The city has since refuted this and said it was in the process of implementing the public protector’s recommendations, including an investigation into alleged misconduct by Zwane.


Upturn of good, cheap flats

The need for low-income housing remains a central issue to the City of Johannesburg’s rejuvenation, says Renney Plit, chief operations officer at Afhco and chair of the Johannesburg Property Owners and Managers Association.

The association typically focuses on providing housing where rental for a bachelor flat starts from R2 500 per month.

“So you would need to earn at least R6 000 [to get the lease],” says Plit. “Now what happens if you earn R4 500 a month? You are not destitute, but you living in one of those horrific buildings. You can live in Diepsloot but spend maybe R1 000 in transport each month.”

In 2012, Afhco secured R154-million in funding from a French development agency to do two pilot housing projects, on condition it was lower-income projects.

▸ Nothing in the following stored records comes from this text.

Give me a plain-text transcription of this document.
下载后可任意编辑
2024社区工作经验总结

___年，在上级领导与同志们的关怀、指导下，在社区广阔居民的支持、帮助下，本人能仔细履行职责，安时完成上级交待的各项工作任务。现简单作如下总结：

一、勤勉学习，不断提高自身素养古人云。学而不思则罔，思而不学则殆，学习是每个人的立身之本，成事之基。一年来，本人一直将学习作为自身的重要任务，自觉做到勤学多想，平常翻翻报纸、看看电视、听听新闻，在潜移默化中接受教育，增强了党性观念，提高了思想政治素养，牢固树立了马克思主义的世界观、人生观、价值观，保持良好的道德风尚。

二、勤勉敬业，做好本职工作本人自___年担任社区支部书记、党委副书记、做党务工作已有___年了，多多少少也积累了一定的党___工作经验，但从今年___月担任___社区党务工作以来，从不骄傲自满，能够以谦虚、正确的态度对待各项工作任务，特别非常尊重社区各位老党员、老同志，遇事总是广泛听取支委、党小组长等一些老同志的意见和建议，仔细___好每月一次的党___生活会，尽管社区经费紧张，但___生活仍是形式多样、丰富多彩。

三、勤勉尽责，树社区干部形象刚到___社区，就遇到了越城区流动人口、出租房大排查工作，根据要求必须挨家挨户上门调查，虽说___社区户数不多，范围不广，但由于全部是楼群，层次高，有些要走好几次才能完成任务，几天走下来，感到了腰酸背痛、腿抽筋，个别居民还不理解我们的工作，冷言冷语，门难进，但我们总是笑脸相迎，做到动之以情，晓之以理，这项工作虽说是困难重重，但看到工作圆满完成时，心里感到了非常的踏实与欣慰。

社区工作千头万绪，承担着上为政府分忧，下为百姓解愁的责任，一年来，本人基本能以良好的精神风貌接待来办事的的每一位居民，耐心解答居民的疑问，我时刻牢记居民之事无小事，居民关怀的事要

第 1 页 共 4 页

The housing projects, providing 1 235 units in two inner city buildings, are pitched at R1 500 rental a month, going up to R2 250.

Without development funding, the model doesn’t work, said Plit.

“Typically you are looking for an 11% return in the first year – and if you are borrowing at a prime rate of 9.25% you are actually cross-subsidising capital repayment in the first few years.”

The Johannesburg Social Housing Company, with a mandate to deliver affordable, sustainable social housing in the region, has delivered 7 000 units between 2004 and 2012. Afhco alone has provided 10 000 lower income units in the inner city since 2000.

Plit said there are solutions, but they need government to be more proactive. “It is not going to take a hell of lot to incentivise the private sector,” he says.